A child genius must save his kidnapped father, with the help of an underground kingdom of fairies, dwarves, and goblins, in Artemis Fowl, an incomprehensible mess culled from Irish author Eoin Colfer’s popular series of young adult novels that has been wisely dumped on Disney+ in the wake the coronavirus pandemic.
In Colfer’s novels (unread by me), Artemis Fowl is introduced as a criminal mastermind and antagonist who kidnaps a fairy for ransom in the opening book – – before becoming a more nuanced antihero in the subsequent seven novels.
In the film, Artemis Fowl (played by Ferdia Shaw, grandson of Robert) is introduced as a brilliant-but-arrogant 12-year-old who turns his nose up at school, and who we are asked to care about simply because he’s at the center of the movie. He treasures the vaguely-detailed exploits of his father, Artemis Fowl Sr. (played ever-so-briefly by Colin Farrell), who may or may not be some kind of criminal mastermind himself. I’m still not entirely sure.

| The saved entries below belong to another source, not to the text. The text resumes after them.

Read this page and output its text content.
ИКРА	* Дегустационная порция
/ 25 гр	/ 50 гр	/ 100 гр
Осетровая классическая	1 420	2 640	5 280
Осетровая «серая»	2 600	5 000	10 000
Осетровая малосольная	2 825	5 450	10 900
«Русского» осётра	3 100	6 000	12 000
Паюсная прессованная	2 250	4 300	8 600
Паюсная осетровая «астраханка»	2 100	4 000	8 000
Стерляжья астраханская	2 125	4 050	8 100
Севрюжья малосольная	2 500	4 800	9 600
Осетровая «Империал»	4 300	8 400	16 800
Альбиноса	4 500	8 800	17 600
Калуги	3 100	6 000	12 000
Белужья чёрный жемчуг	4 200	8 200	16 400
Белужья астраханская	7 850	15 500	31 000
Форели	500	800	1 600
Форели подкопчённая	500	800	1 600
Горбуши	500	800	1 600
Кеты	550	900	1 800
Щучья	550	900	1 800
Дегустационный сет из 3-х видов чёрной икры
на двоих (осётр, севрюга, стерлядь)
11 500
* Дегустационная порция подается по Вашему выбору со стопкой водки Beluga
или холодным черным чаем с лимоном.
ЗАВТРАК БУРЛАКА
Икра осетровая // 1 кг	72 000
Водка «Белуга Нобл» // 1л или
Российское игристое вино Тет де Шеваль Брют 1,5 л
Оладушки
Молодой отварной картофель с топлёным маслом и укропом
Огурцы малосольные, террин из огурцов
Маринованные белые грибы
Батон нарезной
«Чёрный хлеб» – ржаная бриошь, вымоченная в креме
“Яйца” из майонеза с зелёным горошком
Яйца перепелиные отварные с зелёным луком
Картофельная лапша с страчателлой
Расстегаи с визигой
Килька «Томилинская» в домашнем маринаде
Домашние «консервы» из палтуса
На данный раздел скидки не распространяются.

Fowl Sr. is kidnapped by unknown forces; a raspy-voiced figure in hood, the film’s primary antagonist who we never even see (credited only as “Shadowy Female Figure”), takes him hostage for the duration of the movie and demands that Fowl Jr. turn over “the Aculus”, a mysterious object of limitless power, or something, that serves as the movie’s MacGuffin.
The setup seems simple enough, but it’s at this point, ten minutes into the movie, that Artemis Fowl turns utterly incomprehensible: after the opening at the Fowl’s Irish manor, we’re suddenly jettisoned to the underground world of fairies, dwarves and goblins and dragged through a number of subplots that seem to have little to do with the primary storyline.
There’s an army of fairies, headed by a raspy-voiced Judi Dench as the 800-year-old Commander Julius Root, who patrol worlds both above and below ground Men in Black-style, and keep their secrets from mankind by tracking incidents and wiping memories.
Then there’s Holly Short (Lara McDonnell), an officer in Root’s fairy army, who is sent to Italy to manage a troll attack at a wedding, using time-freeze technology to hold the humans in place while she flies around what appears to be a poorly-animated CGI relic from the early 2000s.
And then there’s Mulch Diggums, played by a raspy-voiced Josh Gad (“raspy” seemed to be the primary instruction from the dialect coach here), a dwarf who digs through ground really fast by chewing up dirt. He also serves as the narrator of Artemis Fowl, in black-and-white sea prison bookend sequences that must have been the film’s last-ditch attempt to make sense of itself.
In that regard, it didn’t succeed; fans of the source material may have better luck deciphering it all, but most audiences, including the younger demographics at which this is aimed, will have difficulty making sense of things. While individual scenes have enough of their own internal logic, the story threads that connect them have been lost somewhere along the line.
Filmed two years ago, Artemis Fowl was originally slated for a summer 2019 release; it was pushed back to March 2020, and despite a reported blockbuster budget of $125 million – which is not apparent from this largely second-rate production – has now been dumped on the Disney+ streaming platform to a thoroughly rotten, and entirely deserved, reception.
Artemis Fowl was directed by the great Kenneth Branagh, who can handle blockbuster material; see his excellent take on Marvel’s Thor. This one won’t rank among Branagh’s Shakespeare adaptations in career retrospectives, but that may not be the fault of the director; with signs of post-production alterations, the mess that is Artemis Fowl is likely the result of studio tampering gone wrong.